One last example, because it's a beautiful twist. When researchers tried to teach a small network to represent a detailed 3D scene — the idea behind NeRF — it came out hopelessly blurry. The network simply couldn't capture the sharp, high-frequency detail from raw (x, y, z) coordinates.
The fix was pure expressivity, applied to the input. Before the coordinates ever reach the network, lift them into a high-dimensional bouquet of sines and cosines at many frequencies — Fourier features. In that richer space the network can finally see fine detail, and the blur snaps into crisp, photographic sharpness. They didn't make the network bigger; they made the input more expressive, and that was enough.
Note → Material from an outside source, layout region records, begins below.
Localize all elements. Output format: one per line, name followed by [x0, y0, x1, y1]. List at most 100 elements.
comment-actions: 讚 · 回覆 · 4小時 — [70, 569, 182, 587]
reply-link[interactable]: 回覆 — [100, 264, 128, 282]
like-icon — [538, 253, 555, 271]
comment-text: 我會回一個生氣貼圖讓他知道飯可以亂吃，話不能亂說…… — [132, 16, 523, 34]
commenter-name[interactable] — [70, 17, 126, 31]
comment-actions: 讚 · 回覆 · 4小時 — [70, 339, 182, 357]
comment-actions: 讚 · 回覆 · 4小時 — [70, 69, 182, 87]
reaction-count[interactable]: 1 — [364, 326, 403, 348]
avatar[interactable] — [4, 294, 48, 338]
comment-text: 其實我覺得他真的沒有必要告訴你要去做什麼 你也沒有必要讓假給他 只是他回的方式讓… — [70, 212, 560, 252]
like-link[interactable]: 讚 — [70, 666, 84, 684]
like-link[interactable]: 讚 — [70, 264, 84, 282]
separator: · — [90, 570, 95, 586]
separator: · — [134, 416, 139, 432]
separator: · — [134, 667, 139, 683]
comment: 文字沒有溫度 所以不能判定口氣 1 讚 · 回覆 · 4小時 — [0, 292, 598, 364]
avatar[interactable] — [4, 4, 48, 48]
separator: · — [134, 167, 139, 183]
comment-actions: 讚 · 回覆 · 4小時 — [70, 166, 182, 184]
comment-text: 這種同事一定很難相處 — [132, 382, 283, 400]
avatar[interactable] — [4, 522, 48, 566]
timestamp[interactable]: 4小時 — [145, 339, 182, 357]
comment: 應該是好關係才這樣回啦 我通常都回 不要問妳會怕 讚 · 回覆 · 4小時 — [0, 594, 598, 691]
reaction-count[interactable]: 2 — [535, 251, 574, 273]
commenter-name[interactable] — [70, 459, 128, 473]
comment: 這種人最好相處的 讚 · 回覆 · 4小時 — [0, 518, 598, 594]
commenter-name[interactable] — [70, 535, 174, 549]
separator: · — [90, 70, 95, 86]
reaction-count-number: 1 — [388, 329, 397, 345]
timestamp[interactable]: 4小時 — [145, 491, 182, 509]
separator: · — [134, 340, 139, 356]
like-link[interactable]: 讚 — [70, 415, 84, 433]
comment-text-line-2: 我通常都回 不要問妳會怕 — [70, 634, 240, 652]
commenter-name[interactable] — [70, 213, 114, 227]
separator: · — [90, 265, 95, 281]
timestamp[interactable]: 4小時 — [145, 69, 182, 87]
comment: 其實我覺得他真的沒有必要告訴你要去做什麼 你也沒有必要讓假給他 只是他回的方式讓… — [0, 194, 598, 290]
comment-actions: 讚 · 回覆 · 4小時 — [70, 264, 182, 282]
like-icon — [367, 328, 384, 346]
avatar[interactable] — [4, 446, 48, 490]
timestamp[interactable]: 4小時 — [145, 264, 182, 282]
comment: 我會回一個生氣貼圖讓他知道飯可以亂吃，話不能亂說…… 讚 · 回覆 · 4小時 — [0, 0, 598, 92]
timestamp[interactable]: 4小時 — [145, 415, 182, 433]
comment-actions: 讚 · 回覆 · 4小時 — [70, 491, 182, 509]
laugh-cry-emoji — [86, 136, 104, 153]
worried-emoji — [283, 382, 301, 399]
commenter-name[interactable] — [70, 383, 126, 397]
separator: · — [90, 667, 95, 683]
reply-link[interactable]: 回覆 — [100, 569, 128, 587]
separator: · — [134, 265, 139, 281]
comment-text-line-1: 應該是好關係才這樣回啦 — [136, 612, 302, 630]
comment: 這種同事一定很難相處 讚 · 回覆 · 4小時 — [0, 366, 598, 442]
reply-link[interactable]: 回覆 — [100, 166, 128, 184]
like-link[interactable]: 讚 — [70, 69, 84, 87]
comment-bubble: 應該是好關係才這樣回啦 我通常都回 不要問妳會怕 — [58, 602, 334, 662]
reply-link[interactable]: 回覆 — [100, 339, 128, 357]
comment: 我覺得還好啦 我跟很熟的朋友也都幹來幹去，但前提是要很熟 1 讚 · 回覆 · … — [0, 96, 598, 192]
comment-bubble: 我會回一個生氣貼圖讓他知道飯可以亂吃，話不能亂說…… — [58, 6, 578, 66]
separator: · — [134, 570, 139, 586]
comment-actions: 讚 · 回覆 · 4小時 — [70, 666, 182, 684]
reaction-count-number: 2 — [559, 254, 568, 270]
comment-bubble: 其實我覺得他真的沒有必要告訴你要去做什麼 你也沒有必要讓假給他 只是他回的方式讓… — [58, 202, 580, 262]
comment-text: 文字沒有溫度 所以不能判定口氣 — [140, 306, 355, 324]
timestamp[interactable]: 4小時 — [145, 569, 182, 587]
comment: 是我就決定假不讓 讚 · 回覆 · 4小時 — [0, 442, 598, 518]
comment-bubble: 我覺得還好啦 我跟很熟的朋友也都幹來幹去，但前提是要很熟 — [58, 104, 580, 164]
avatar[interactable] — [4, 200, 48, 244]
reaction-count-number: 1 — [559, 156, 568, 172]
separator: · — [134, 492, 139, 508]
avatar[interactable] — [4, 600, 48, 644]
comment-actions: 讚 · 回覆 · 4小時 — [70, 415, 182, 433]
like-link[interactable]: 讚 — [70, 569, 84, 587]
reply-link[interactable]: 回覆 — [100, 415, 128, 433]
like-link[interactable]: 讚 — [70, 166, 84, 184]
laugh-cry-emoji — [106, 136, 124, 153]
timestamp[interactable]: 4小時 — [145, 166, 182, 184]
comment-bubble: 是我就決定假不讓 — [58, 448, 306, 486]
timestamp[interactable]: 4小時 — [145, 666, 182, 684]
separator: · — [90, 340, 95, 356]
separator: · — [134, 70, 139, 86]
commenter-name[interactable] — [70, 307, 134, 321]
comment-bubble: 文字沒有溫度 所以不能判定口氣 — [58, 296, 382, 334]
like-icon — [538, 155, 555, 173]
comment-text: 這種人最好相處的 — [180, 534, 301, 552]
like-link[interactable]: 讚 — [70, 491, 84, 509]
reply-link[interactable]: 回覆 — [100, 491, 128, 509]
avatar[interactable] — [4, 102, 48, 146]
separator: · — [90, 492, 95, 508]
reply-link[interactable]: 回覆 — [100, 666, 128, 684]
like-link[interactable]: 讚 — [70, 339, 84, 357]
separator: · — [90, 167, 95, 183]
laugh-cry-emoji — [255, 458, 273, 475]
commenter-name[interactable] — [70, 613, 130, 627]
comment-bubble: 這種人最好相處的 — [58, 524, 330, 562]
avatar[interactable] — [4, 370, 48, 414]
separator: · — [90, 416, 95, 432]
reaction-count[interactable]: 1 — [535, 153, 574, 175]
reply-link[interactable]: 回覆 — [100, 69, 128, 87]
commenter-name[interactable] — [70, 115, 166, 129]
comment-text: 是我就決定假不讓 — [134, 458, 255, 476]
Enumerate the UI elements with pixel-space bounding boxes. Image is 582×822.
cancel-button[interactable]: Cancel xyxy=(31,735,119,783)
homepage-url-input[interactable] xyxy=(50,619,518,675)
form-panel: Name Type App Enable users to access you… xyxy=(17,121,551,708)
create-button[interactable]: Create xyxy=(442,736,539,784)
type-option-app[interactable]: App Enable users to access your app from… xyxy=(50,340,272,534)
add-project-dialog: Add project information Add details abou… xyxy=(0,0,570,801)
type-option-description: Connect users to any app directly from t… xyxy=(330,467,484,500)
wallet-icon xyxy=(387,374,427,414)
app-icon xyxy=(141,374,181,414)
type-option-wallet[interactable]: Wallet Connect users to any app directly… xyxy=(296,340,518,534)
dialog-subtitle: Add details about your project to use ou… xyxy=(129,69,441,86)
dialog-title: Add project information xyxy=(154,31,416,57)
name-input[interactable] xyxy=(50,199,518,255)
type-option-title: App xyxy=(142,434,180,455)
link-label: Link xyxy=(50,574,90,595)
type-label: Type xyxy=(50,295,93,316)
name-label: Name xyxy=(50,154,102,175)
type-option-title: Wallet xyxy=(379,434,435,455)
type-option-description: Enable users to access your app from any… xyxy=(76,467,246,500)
That's the whole idea, and it's a hopeful one. The next time a problem in AI looks genuinely unsolvable — points that won't separate, a curve that won't fit, a function too tangled to write — don't assume it's impossible. Assume, first, that you're asking it in too few dimensions. Lift it. Give it more room. Make it more expressive, and very often the wall you were pushing against simply isn't there anymore.

When a problem won't yield, project it into a higher dimension, where the pattern has room to appear — the XOR plane, the wiggly fit, the wide feed-forward layer, the stack of feature maps. Just remember the dial cuts both ways: lift enough to represent the truth, not so far that you drown in noise. Expressivity and compression are the two hands of the same craft.